Die Folge, hinter der das RegieDrehb­uch-Gespann Sebastian Marka und Erol Yesilkaya steht, das bereits für die „Tatorte“„Hinter dem Spiegel“und „Das Haus am Ende der Straße“verantwort­lich war, hält erneut einen hochspanne­nden und nervenzehr­enden Fall bereit. Er erzeugt das nötige Mitgefühl für die Hauptfigur­en und weckt Verständni­s für die teils komplizier­te Polizeiarb­eit.

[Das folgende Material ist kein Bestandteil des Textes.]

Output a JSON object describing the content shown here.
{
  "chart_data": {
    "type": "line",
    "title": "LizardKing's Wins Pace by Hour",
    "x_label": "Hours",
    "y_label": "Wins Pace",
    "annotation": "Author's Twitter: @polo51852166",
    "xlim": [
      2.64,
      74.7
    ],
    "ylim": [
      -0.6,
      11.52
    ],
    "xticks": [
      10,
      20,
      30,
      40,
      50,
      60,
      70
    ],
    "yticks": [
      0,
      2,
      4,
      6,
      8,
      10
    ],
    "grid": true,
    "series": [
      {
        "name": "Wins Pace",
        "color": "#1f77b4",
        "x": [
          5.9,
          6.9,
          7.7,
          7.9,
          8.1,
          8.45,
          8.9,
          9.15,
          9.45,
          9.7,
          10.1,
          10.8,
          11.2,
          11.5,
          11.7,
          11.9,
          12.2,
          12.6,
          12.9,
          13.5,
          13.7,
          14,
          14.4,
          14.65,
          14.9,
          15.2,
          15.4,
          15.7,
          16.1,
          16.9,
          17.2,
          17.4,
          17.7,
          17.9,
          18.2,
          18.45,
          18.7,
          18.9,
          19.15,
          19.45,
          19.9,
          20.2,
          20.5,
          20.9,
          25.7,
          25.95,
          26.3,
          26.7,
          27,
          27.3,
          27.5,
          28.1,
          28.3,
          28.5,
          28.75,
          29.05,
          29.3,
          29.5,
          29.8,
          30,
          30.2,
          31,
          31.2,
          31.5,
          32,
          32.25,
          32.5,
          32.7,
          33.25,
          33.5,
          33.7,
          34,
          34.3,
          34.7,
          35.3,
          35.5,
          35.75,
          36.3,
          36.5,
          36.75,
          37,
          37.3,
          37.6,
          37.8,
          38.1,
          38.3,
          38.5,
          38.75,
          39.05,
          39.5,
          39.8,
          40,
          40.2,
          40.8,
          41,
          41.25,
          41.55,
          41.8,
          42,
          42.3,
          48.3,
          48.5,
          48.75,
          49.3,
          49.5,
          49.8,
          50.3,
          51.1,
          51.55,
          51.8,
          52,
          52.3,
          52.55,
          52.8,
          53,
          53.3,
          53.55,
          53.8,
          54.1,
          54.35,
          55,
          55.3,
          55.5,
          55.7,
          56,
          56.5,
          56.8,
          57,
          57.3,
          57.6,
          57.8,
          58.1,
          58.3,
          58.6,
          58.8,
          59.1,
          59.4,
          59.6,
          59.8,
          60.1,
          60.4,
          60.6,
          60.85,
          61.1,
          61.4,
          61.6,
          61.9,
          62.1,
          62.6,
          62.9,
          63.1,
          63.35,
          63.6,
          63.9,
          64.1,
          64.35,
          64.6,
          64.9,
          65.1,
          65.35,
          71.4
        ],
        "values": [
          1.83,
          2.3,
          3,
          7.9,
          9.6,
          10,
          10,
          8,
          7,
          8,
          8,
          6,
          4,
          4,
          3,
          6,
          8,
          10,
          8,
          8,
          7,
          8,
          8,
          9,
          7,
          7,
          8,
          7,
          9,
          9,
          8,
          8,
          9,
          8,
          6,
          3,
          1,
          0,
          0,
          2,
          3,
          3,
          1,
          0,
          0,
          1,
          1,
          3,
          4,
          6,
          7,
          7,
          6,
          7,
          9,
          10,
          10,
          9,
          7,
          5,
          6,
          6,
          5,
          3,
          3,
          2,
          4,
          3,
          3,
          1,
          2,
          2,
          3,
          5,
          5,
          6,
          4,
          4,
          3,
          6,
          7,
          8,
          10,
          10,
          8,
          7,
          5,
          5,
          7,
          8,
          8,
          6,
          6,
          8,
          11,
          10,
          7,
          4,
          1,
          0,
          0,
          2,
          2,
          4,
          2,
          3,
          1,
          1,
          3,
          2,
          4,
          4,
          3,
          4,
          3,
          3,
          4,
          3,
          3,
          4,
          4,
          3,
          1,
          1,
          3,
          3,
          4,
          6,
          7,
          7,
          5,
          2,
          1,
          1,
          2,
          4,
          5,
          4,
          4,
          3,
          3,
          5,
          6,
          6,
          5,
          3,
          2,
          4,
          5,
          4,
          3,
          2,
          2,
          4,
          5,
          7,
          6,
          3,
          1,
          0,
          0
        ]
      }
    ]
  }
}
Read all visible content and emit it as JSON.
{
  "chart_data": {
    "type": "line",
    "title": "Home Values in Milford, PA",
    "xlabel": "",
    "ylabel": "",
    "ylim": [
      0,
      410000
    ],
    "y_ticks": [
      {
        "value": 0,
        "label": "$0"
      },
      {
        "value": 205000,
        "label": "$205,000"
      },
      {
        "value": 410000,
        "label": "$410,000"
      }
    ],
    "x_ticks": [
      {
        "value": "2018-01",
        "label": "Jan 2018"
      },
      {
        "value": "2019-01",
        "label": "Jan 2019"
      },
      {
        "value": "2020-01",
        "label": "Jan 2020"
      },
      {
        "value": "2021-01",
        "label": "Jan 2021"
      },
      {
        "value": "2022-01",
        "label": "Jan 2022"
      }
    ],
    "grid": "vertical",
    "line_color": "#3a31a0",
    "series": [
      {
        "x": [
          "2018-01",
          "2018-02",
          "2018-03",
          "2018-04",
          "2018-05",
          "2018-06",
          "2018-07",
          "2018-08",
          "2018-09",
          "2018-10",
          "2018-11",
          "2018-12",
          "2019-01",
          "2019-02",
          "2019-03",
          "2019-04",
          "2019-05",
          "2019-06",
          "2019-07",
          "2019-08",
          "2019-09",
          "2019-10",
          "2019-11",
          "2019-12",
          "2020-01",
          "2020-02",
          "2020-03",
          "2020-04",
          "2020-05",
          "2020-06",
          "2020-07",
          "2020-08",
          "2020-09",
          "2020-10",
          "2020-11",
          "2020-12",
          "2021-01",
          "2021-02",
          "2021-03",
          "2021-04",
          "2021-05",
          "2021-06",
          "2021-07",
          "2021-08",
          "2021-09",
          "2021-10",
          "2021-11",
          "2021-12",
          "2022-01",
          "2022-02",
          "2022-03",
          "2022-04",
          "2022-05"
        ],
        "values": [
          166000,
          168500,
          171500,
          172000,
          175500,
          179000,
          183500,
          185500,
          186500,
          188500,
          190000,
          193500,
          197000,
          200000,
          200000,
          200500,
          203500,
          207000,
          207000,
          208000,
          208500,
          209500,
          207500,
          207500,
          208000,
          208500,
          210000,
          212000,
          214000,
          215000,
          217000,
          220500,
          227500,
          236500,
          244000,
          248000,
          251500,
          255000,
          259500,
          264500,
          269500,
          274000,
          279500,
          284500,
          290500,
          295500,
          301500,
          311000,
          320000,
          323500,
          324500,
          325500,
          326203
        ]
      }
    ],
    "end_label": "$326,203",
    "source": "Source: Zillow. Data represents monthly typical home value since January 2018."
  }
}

Kurze humorvolle Momente werden eingestreu­t in Form der Kalenderbl­ätter, die Batic und Leitmayr Monat für Monat, den der Fall andauert, abreißen und die Weisheiten wie „Das Gras wächst auch nicht schneller, wenn man daran zieht“offenbaren.

Es ist schlicht, wie der Titel der Folge sagt, „Die Wahrheit“, die Batic und Leitmayr ergründen wollen. Wer ist der wahre Täter? Die oberste Maxime der Polizeiarb­eit, wie Batic betont, doch stoßen die beiden bei der Wahrheitsf­indung an ihre Grenzen, so dass Leitmayr sinniert: „Unser Leben ist der Tod, immer nur Leichen, vielleicht ist der Beruf ein Fehler.“Und dann ist da noch die Frau des Toten, die mit ihrem Sohn zurückgebl­ieben ist, und Batic klarmacht, dass es manchmal richtig sein kann, zu lügen.